Are you wondering if you should try a gluten-free diet to reduce autism symptoms in your child? Or maybe keto instead? Let’s discuss what the best diet for an autistic child is.
Finding the best autism diet for your child
Here are helpful points to keep in mind when choosing the diet that is best for your autistic child.
Origin of autism diet concept
Before learning what the best diet is for your autistic child, or whether a diet will create the results you want, you first need to understand where the concept comes from.
The use of special diets for autistic children traces back only to Andrew Wakefield, a British anti-vaccine activist who lost his medical license due to falsified data. His studies link the MMR vaccine to autism and support reducing autism symptoms with restrictive diets.
Wakefield coined “autistic entercolitis”, claiming autistic children were more likely to have gastrointestinal issues. He filed patents for an autism cure and “planned to make millions”. His infamous documentary, Vaxxed, alluded to autistic people being broken, non-humans that people should rid themselves of.
Although the majority of Wakefield’s studies were withdrawn from medical journals, more articles about autism diets have been written since. There are also self-reporting “studies”, usually from non-autistic parents or doctors of autistic children, but self-reporting is unreliable data.
Studies based on legitimate science don’t support a special autism diet. To this day, there is no evidence supporting whether special diets help autistic people. There is no evidence pointing to food allergies, food sensitivities and/or gastrointestinal issues causing autism, either.
Diets don’t treat autism
There is no autism treatment or cure, nor does there need to be one. Autistic people need acceptance and empathy, not to be viewed as villains.
Is your autistic child is less whiny, jittery, and stressed after cutting out milk, gluten or other foods? You didn’t treat their autism. You treated a food allergy, food sensitivity, or gut issue.
Any lactose intolerant individual will tell you they are more irritable when they are in pain after eating too much cheese. Autistic people are overstimulated when they feel sick, making them prone to meltdowns and acting out.

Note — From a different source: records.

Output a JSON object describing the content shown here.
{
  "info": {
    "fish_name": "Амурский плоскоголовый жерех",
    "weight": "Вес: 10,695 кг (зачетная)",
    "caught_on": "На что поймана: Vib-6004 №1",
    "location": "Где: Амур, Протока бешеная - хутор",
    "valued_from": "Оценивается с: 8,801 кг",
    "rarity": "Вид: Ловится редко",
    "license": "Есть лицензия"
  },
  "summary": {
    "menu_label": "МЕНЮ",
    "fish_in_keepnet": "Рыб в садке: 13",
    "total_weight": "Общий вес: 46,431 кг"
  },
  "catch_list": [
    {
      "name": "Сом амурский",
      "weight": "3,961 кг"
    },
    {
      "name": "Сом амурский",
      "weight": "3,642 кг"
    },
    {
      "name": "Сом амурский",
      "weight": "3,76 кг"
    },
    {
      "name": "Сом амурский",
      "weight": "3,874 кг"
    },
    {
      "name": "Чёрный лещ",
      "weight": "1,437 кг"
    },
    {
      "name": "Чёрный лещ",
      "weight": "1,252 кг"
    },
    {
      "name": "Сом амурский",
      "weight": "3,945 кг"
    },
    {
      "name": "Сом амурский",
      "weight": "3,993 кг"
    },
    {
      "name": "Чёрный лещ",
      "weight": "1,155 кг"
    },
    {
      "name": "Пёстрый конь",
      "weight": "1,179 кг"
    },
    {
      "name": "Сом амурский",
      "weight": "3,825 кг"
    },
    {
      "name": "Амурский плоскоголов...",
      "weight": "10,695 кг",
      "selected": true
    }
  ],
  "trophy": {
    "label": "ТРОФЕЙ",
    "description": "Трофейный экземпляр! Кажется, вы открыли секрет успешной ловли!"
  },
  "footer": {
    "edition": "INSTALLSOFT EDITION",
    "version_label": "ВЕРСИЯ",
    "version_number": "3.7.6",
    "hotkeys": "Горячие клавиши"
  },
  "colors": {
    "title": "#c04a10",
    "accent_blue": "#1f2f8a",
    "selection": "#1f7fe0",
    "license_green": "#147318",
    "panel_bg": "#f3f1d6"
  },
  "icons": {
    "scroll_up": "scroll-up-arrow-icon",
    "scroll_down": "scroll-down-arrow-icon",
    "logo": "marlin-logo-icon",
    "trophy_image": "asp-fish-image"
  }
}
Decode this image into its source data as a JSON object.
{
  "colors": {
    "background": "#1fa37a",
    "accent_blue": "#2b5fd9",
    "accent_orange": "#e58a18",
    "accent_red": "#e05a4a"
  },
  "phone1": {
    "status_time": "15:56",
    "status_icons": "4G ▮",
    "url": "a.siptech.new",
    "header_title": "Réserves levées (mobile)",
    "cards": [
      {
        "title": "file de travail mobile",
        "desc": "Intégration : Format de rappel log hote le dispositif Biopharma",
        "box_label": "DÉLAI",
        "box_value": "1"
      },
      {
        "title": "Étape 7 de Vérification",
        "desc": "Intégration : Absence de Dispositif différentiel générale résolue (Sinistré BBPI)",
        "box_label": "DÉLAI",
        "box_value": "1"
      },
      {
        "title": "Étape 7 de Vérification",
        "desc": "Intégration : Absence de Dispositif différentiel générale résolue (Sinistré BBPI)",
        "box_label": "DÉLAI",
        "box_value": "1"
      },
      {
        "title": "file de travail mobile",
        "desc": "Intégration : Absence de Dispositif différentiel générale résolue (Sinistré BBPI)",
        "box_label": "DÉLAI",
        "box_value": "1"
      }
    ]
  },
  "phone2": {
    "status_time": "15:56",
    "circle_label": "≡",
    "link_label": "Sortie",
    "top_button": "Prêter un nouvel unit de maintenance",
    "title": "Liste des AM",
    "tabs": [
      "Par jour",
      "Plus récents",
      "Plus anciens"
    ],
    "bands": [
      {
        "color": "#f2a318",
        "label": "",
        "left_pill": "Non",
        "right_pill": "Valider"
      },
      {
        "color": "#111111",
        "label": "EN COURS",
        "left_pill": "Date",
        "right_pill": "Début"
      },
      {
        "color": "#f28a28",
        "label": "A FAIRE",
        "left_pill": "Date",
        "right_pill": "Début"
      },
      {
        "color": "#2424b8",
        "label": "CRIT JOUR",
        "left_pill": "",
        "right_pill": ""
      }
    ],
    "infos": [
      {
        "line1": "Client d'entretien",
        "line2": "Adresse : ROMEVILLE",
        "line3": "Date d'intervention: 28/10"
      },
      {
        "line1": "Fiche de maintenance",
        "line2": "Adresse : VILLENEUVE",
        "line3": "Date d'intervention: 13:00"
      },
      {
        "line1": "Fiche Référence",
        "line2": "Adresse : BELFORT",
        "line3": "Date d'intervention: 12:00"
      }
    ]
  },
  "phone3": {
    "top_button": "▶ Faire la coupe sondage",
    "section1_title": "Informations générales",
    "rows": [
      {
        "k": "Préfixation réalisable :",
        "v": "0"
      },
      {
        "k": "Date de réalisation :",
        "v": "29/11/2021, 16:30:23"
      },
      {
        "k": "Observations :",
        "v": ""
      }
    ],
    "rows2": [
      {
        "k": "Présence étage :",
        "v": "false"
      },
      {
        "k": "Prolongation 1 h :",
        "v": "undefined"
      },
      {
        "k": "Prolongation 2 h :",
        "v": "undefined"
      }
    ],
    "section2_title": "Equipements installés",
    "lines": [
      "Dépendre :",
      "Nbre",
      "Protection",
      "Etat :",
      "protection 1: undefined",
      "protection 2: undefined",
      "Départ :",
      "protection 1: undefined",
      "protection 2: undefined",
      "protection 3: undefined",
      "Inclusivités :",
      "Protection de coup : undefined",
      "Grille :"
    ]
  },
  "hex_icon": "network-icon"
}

In a child’s mind, the food they are given is safe. If you tell a toddler that chocolate is actually strawberry, and they don’t know otherwise, they’re going to believe you. If you tell a child that the food you’ve given them is safe, they’re going to think that their bodily reactions to certain foods are all in their heads — or just them.
Anna Piwowarczyk, et al, found no correlation between gluten-/casein-free diets and improved behavior in autistic children.
Autistic children are not more likely to experience gastrointestinal issues, food allergies or food sensitivities than non-autistic children. Rather, autistic children are less likely to speak up about them and more likely to be ignored about their struggles.
Non-autistic children go years without getting diagnosed with such medical issues because they are capable of functioning in a society, of asking, “How are you?” without expecting a real response.
In other words, research supporting special diets for autism are not “mixed” or “undecided” — they’re based on falsified data by discredited doctor. Removing foods that cause anyone pain may improve behavior.
Dangers of putting your child on a special diet
A common go-to diet for autistic children is the ketogenic diet, which was developed to treat epilepsy before introducing anticonvulsant medications. Autism is not a seizure disorder, but people can be both autistic and epileptic. People can be non-autistic and epileptic, too.
Keto is a seriously restrictive diet for people who do not need to go on it. Risks include dehydration, lost electrolytes, kidney stones, low blood pressure, nutrient deficiencies, and increased risk of heart disease.
Autistic people are more susceptible to developing eating disorders, especially avoidant/restrictive food intake disorder (ARFID). Alexithymia may prevent autistic people from identifying hunger cues, which prevents autistic individuals from eating when they need to. Unnecessary special diets lead to bad eating habits where guilt and shame shape how they eat.
Autistics die of malnutrition because they won’t eat. Limiting what foods they’re allowed to eat will not work in your favor. They will not eat carrots instead of cheese puffs if they’re hungry enough — they just won’t eat. The sensory aspect of carrots and cheese puffs are not the same. You’d have better luck with veggie puff chips than carrots.
What is the best diet for autism?
The absolute best diet for autistic children is whatever they will eat. It’s letting them play with their food, so they explore all the sensory aspects.
Keeping snack foods, and their safefoods and samefoods, will allow them better food freedom than a restrictive diet.
To clarify:
- Safefoods bring comfort, joy, happiness or nostalgia when the autistic person eats them.
- Samefoods are foods that an autistic person could eat every single day.
If you keep enough of your child’s safefoods in stock, you can avoid the problem of samefoods thanks to the variety.
With these recommendations in mind, you’ll be able to create the best diet for your autistic child that will lead to their wellness, growth, and optimal nutrition.